Sometimes our minds play tricks on us. We fixate on mistakes. We justify indulging cravings we can’t control. We think we hear the baby crying, but it’s just the breeze.
At The Believer, Barrett Swanson examines how he got lost in a maze of conspiratorial thinking after his high school friend Luke drowned in the Mississippi River. An accidental death seemed too unlikely a scenario to believe, but questioning that explanation opened grieving locals up to the possibility that predatory forces lurked around their town. Swanson was still mourning his friend while earning a PhD, and his academic training and solitary hours soon had him clinging to unnerving explanations and theories culled online. He had to examine his own mind to move through the paranoia and properly grieve.
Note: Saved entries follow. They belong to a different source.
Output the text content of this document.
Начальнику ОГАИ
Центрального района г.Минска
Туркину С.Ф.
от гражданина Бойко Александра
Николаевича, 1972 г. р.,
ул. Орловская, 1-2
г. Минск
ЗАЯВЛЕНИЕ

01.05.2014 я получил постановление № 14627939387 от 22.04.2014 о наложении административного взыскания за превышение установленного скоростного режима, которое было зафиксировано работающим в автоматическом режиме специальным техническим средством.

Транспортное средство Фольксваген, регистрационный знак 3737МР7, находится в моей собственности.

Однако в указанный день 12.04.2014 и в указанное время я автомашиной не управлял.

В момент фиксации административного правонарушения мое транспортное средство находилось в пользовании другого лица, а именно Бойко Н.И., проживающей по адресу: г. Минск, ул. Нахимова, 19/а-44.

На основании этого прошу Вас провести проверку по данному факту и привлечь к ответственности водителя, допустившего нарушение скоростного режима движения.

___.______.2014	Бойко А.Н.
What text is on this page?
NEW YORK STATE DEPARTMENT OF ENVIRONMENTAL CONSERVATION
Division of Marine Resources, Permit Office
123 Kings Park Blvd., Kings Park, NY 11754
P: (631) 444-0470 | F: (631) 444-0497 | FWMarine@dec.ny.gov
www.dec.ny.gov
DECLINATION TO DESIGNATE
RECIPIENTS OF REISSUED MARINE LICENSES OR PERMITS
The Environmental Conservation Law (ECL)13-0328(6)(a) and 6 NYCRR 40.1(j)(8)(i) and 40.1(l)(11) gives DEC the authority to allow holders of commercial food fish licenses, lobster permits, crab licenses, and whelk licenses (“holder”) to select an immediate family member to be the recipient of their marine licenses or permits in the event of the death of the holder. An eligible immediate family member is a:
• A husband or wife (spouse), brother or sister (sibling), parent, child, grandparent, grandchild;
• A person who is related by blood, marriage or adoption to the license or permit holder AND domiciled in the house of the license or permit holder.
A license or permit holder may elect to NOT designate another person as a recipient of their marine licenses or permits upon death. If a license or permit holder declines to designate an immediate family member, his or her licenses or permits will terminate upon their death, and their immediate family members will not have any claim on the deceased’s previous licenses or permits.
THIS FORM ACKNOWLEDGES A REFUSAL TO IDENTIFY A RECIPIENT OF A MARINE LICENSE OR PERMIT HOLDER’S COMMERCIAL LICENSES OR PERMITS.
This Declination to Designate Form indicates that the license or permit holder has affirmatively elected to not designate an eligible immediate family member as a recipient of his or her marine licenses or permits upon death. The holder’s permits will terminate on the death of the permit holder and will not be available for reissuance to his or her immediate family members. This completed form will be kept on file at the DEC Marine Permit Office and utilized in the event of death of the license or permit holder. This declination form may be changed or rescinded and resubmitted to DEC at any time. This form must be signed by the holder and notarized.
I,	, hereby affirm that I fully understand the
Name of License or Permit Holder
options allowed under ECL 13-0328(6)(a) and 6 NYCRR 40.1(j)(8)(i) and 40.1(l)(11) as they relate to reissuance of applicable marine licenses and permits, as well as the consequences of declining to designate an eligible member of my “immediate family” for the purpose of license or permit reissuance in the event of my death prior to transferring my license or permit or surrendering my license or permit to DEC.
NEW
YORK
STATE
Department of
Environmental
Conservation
When you’re supposed to be working on your dissertation—its own arduous search for meaning—your days are a wilderness: unscheduled, improvised, free. You can spend whole afternoons trawling Instagram or binge-watching prestige television. In my case, entire days were lost to conjectures about Luke’s death. For hours on end I would watch clips of Larry King Live, Anderson Cooper 360, and Geraldo Rivera, all of which featured interviews with Detectives Gannon and Duarte, who often mentioned Luke by name. On After Hours AM, a true-crime podcast whose aesthetic could be described as Dude, Where’s My Car? meets Unsolved Mysteries, a retired FBI agent named John DeSouza maintained that the Smiley Face Killers were a cult of psychopaths who drowned alpha males as sacrificial offerings to the ancient dark gods Moloch and Baal. This is how my days passed: afternoons spent in the echo chamber of television and the thickets of comment-board conspiracy, evenings dedicated to The Archaeology of Knowledge and Simulacra and Simulation. Flipping through my course texts at night, I often highlighted any passage that seemed even tangentially related to my headspace. “In a life we are surrounded by death,” Wittgenstein writes. “So too in the health of our intellect we are surrounded by madness.”
Curiously, the amateur sleuths I encountered on the internet often deployed the same literary frameworks that guided my seminar on critical theory. Several Footprints at the River’s Edge commenters riffed on nautical folklore, suggesting that perhaps, like the sirens who tempted Odysseus, covens of attractive females were luring victims to the rivers. One East Coast gumshoe, posting under the screen name Undead Molly, offered a Marxist interpretation: a mob of blue-collar workers, resentful of rich college students, was carrying out the drownings as an act of class warfare. One company in particular had come under Undead Molly’s suspicions: a manufacturing outfit called Trane Heating & Cooling, whose headquarters were based in La Crosse, where six of the bodies, including Luke’s, had been found. “Trane technicians travel in vans,” Molly wrote, “and have access to substances which could stun a healthy young man into unconsciousness.”